Notwithstanding the investments Richmond made last summer, courtesy of Ashley Levett's chequebook, the club's coronation as League Two champions yesterday owes as much to the players' fitness as it does to their skills. The routines introduced by Exeter, a former centre who was close to a Scotland cap until a broken neck ended his career at 24, include high and lateral stepping over miniature fences and horizontal stepladders, not to mention duets with rubber bands.

Ben Clarke, the Richmond captain, who has sampled a variety of fitness regimes during his time with Bath, England and the Lions, admitted: "I've always been a hard trainer but this has made me sharper. It's also interesting that we've had no pulled hamstrings this season."

Allan Bateman, the Welsh centre selected for the Lions, is more cautious. "It's difficult to measure whether it makes you a better player but it could help subconsciously and quick steps enable you to elude close markers. It's certainly enjoyable. If training is boring, people don't want to do it and then they don't do it properly. All fitness people have their own ideas, but Tim's as good as anyone I've had dealings with."

Exeter, who played for Blackheath, Moseley and finally London Scottish, originates from the West Midlands but learned his trade as a fitness guru in the United States after his injury.

"I broke my neck in a collision with a team-mate. They gave me two paracetamol, put me in a surgical collar and sent me home. But it kept hurting so I went for an X-ray and was advised never to play again. Then I went to Arizona State University to study the fitness and training methods of their American football team.

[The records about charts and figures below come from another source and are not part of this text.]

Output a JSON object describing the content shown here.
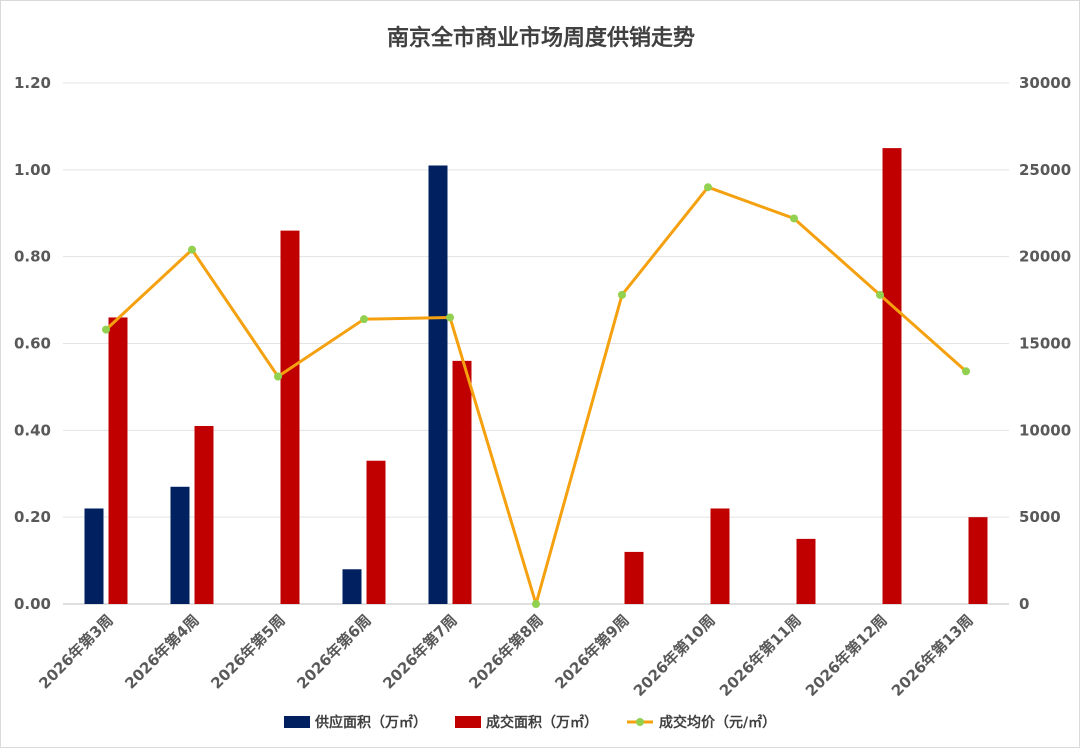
{
  "chart_data": {
    "type": "bar",
    "title": "南京全市商业市场周度供销走势",
    "categories": [
      "2026年第3周",
      "2026年第4周",
      "2026年第5周",
      "2026年第6周",
      "2026年第7周",
      "2026年第8周",
      "2026年第9周",
      "2026年第10周",
      "2026年第11周",
      "2026年第12周",
      "2026年第13周"
    ],
    "series": [
      {
        "name": "供应面积（万㎡）",
        "type": "bar",
        "axis": "left",
        "color": "#002060",
        "values": [
          0.22,
          0.27,
          0,
          0.08,
          1.01,
          0,
          0,
          0,
          0,
          0,
          0
        ]
      },
      {
        "name": "成交面积（万㎡）",
        "type": "bar",
        "axis": "left",
        "color": "#C00000",
        "values": [
          0.66,
          0.41,
          0.86,
          0.33,
          0.56,
          0,
          0.12,
          0.22,
          0.15,
          1.05,
          0.2
        ]
      },
      {
        "name": "成交均价（元/㎡）",
        "type": "line",
        "axis": "right",
        "color": "#F5A10F",
        "marker_color": "#92D050",
        "values": [
          15800,
          20400,
          13100,
          16400,
          16500,
          0,
          17800,
          24000,
          22200,
          17800,
          13400
        ]
      }
    ],
    "left_axis": {
      "ylim": [
        0,
        1.2
      ],
      "ticks": [
        "0.00",
        "0.20",
        "0.40",
        "0.60",
        "0.80",
        "1.00",
        "1.20"
      ]
    },
    "right_axis": {
      "ylim": [
        0,
        30000
      ],
      "ticks": [
        "0",
        "5000",
        "10000",
        "15000",
        "20000",
        "25000",
        "30000"
      ]
    },
    "grid": true,
    "legend_position": "bottom"
  }
}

"I first teamed up with Gould [now Wales' manager] at West Bromwich Albion before moving with him to Coventry. The only reason I'm not still there was because he resigned. Phil Neal, his successor, is a nice guy but he didn't want me to work the way I wanted to. I linked with Gould again to train the Welsh squad, but I've dropped out of that. It was frustrating because I only got the players occasionally. I turned down an offer from a Premiership side last summer so I could join Richmond. John Kingston [Richmond's director of rugby] lets me get on with it and I've been full- time since February."

The acronym Saq (speed, agility, quickness) figures extensively in Exeter's discussions on fitness but his theories about the game are revealing to say the least. "Rugby is a very complex activity but it's not really an endurance sport. The key areas are speed and power. Players need to produce high-intensity effort continuously yet they only have a short recovery period.

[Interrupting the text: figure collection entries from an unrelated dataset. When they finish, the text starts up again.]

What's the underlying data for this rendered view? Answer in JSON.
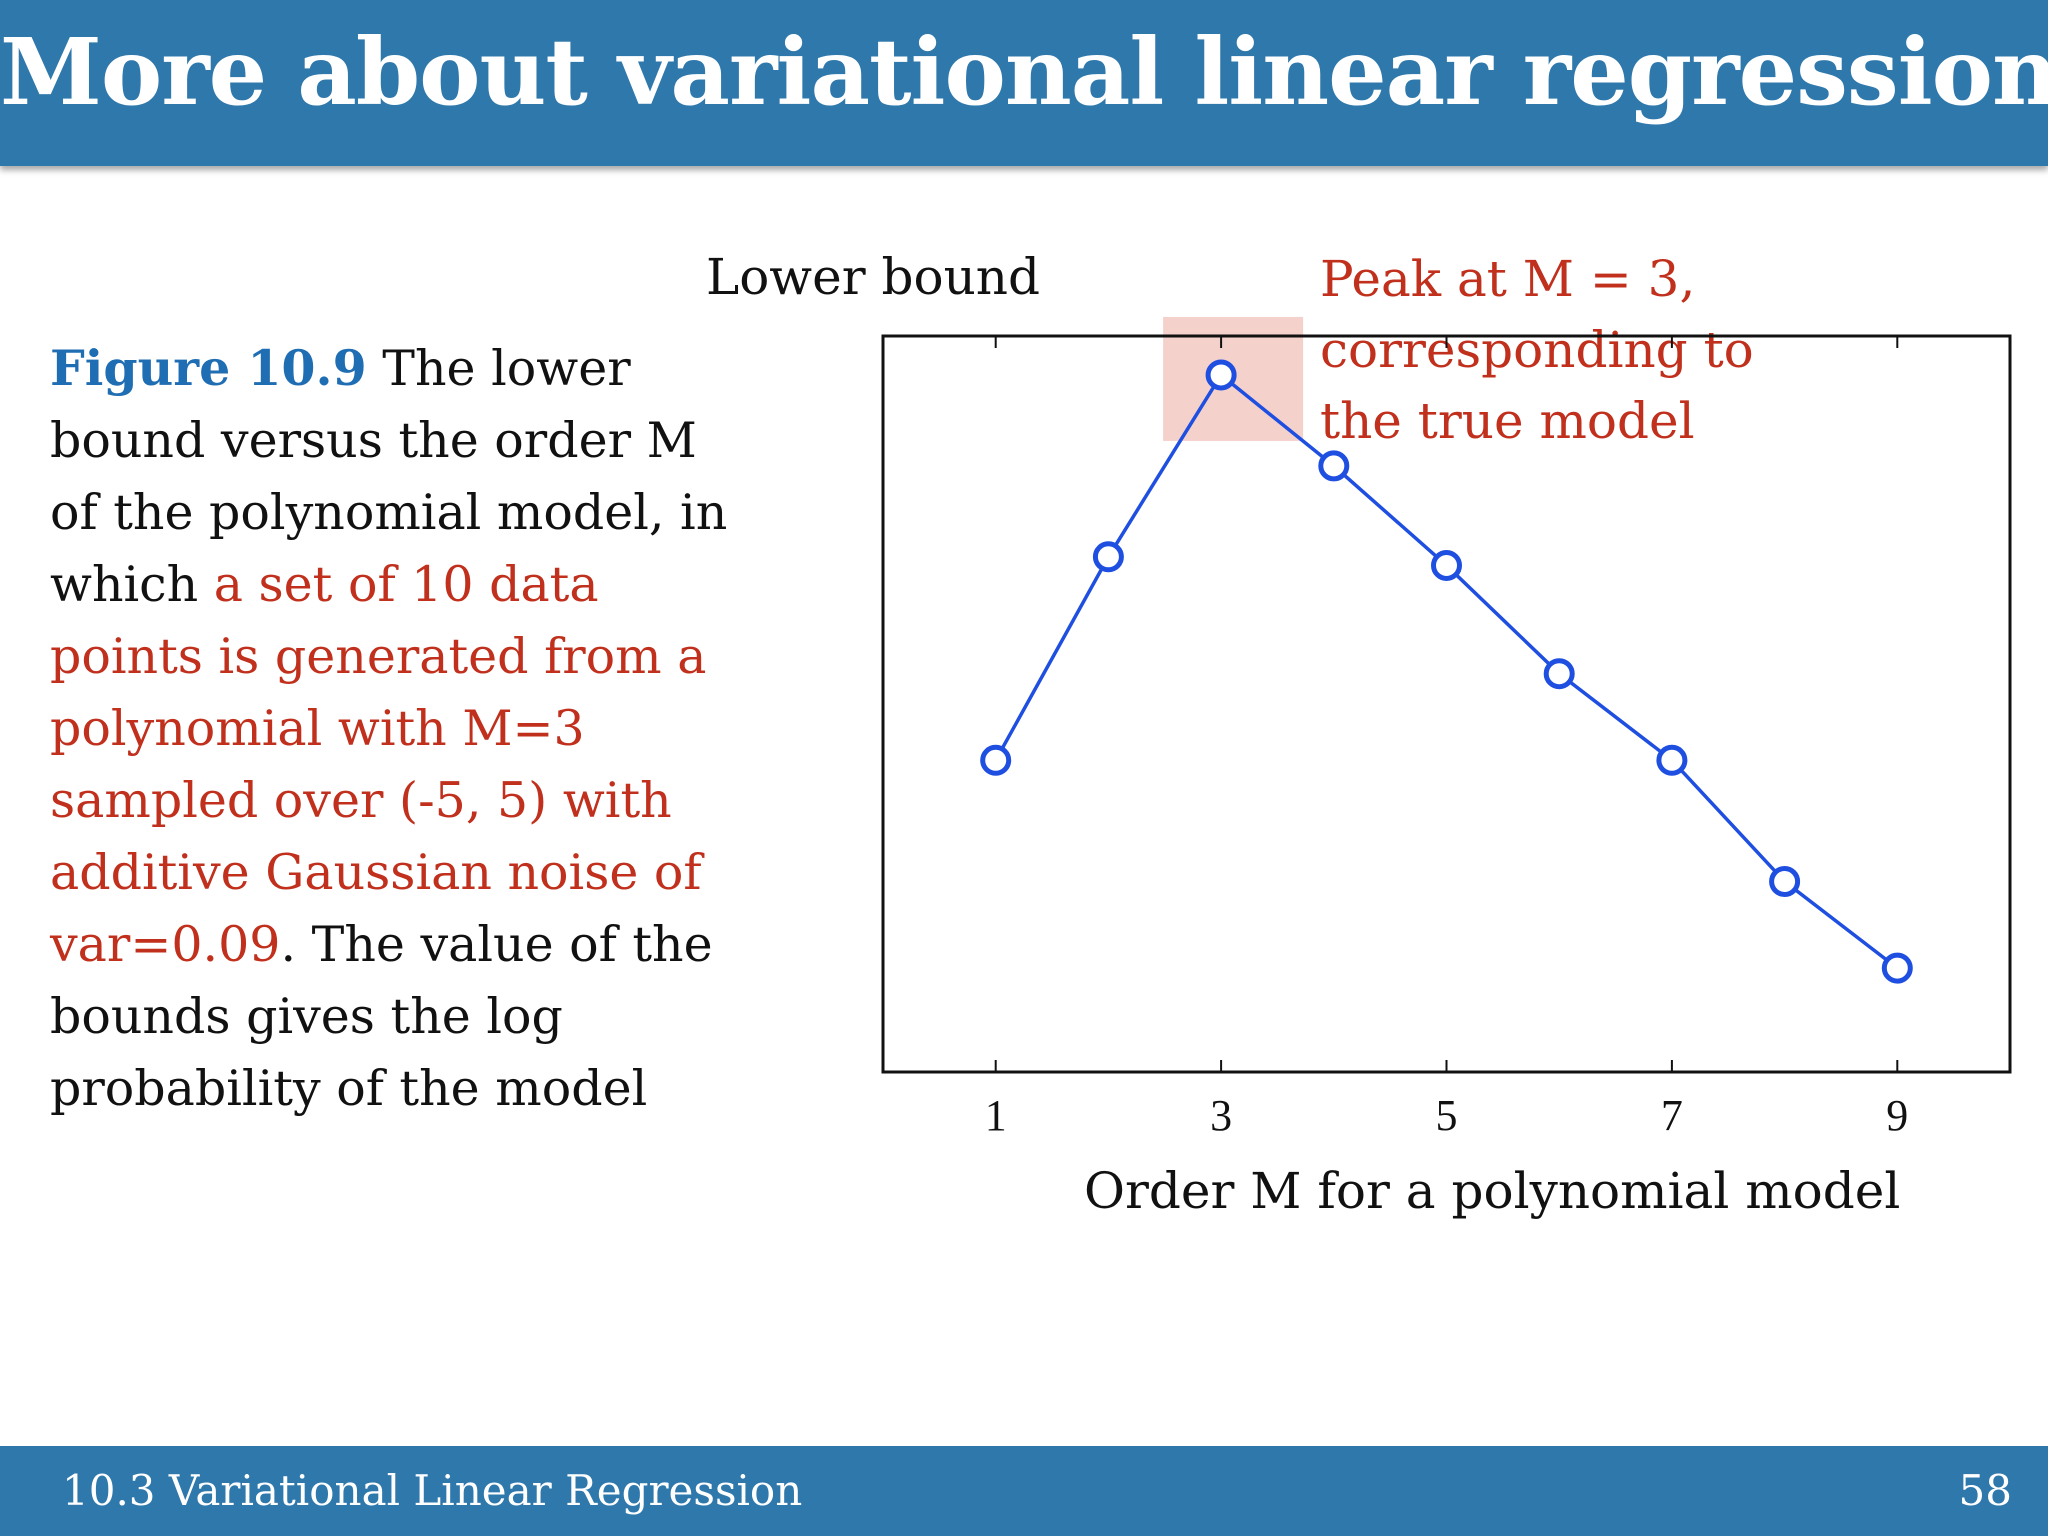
{
  "slide": {
    "title": "More about variational linear regression",
    "page_number": "58",
    "section": "10.3 Variational Linear Regression"
  },
  "caption": {
    "figure_label": "Figure 10.9",
    "text_black_1": " The lower bound versus the order M of the polynomial model, in which ",
    "text_red": "a set of 10 data points is generated from a polynomial with M=3 sampled over (-5, 5) with additive Gaussian noise of var=0.09",
    "text_black_2": ". The value of the bounds gives the log probability of the model"
  },
  "annotation": {
    "line1": "Peak at M = 3,",
    "line2": "corresponding to",
    "line3": "the true model"
  },
  "colors": {
    "header": "#2f78ac",
    "series": "#1f4fe0",
    "highlight": "#f0b8b0",
    "caption_accent": "#c0301c",
    "figure_label": "#1f6db3"
  },
  "chart_data": {
    "type": "line",
    "ylabel": "Lower bound",
    "xlabel": "Order M for a polynomial model",
    "x": [
      1,
      2,
      3,
      4,
      5,
      6,
      7,
      8,
      9
    ],
    "values": [
      3.6,
      5.95,
      8.05,
      7.0,
      5.85,
      4.6,
      3.6,
      2.2,
      1.2
    ],
    "xlim": [
      0,
      10
    ],
    "ylim": [
      0,
      8.5
    ],
    "xticks": [
      1,
      3,
      5,
      7,
      9
    ],
    "yticks_labeled": false,
    "marker": "open-circle",
    "highlight_x": 3
  }
}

"A lot of players will reach a certain level of fitness but the skilful ones will hit that vital extra five per cent. Rubber bands are used for resistance to trick your muscles into doing more work and reaching top speed quicker, even if you're twisting or turning.

"We work on power-type weight training in the gym, challenging the neuro- muscular system. Everyone wants extra bulk but if anyone does steroids here he's out, and that's written into their contracts. Anyway, bulk gives you strength but not necessarily power. Quality work is the only way to improve speed. You don't get quick over 20 yards by practising over 100 or 200 yards.

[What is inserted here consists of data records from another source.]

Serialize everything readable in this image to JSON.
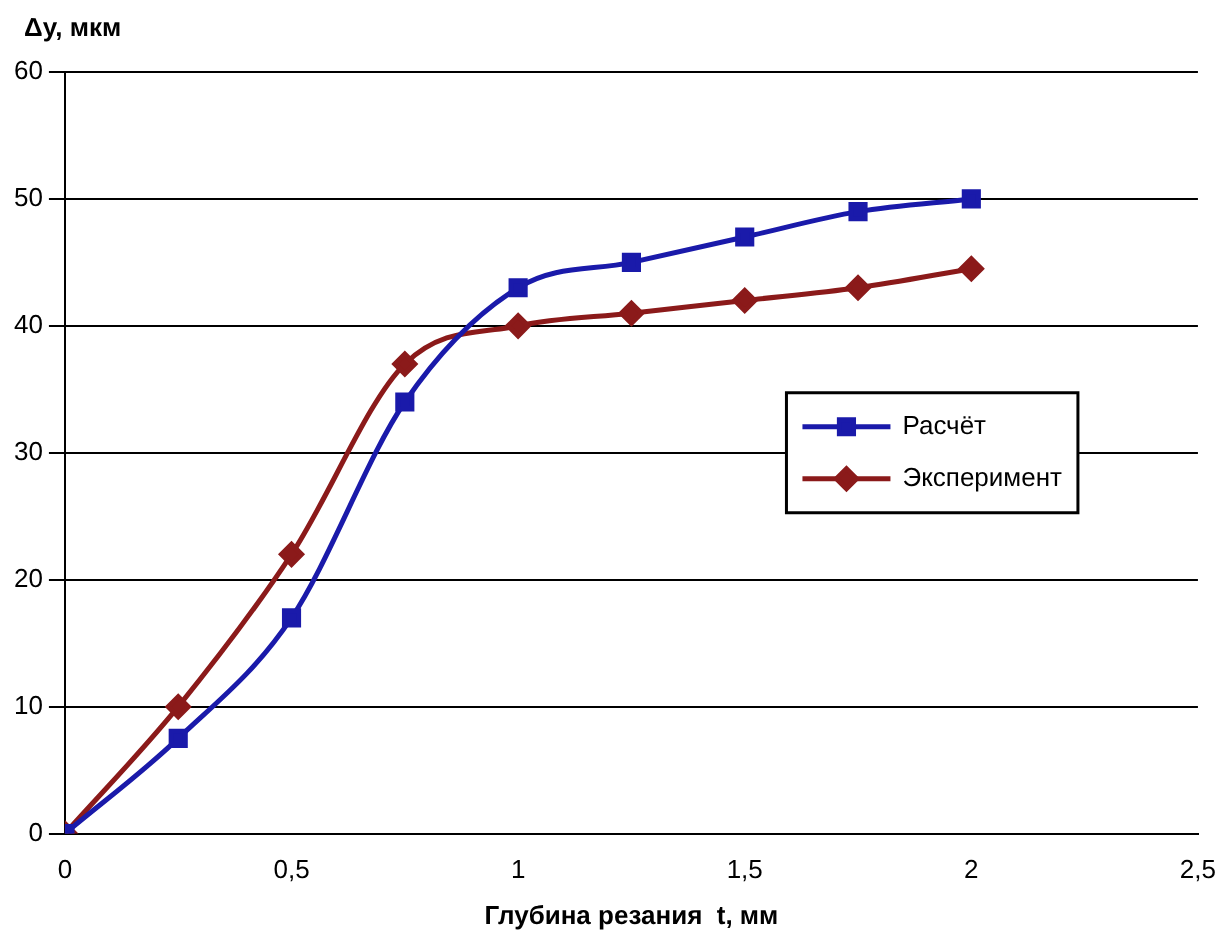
{
  "chart_data": {
    "type": "line",
    "xlabel": "Глубина резания  t, мм",
    "ylabel": "Δy, мкм",
    "x": [
      0,
      0.25,
      0.5,
      0.75,
      1,
      1.25,
      1.5,
      1.75,
      2
    ],
    "series": [
      {
        "name": "Расчёт",
        "color": "#1a1aaa",
        "values": [
          0,
          7.5,
          17,
          34,
          43,
          45,
          47,
          49,
          50
        ],
        "marker": "square"
      },
      {
        "name": "Эксперимент",
        "color": "#8b1a1a",
        "values": [
          0,
          10,
          22,
          37,
          40,
          41,
          42,
          43,
          44.5
        ],
        "marker": "diamond"
      }
    ],
    "xlim": [
      0,
      2.5
    ],
    "xticks": [
      {
        "value": 0,
        "label": "0"
      },
      {
        "value": 0.5,
        "label": "0,5"
      },
      {
        "value": 1,
        "label": "1"
      },
      {
        "value": 1.5,
        "label": "1,5"
      },
      {
        "value": 2,
        "label": "2"
      },
      {
        "value": 2.5,
        "label": "2,5"
      }
    ],
    "ylim": [
      0,
      60
    ],
    "yticks": [
      0,
      10,
      20,
      30,
      40,
      50,
      60
    ],
    "grid": "y",
    "legend": "right",
    "line_style": "solid"
  }
}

"Our sessions generally last for 90 minutes. We have a lengthy warm-up and do a lot of balletic stretching. Ideally, this approach should start in childhood - the younger you are the better you develop your balance and co-ordination. People compare rugby to NFL but I think it's really more like basketball." Indeed, Richmond have been scoring almost as prolifically as the Chicago Bulls this season and that is more than can be said of Arsenal, even under Wenger.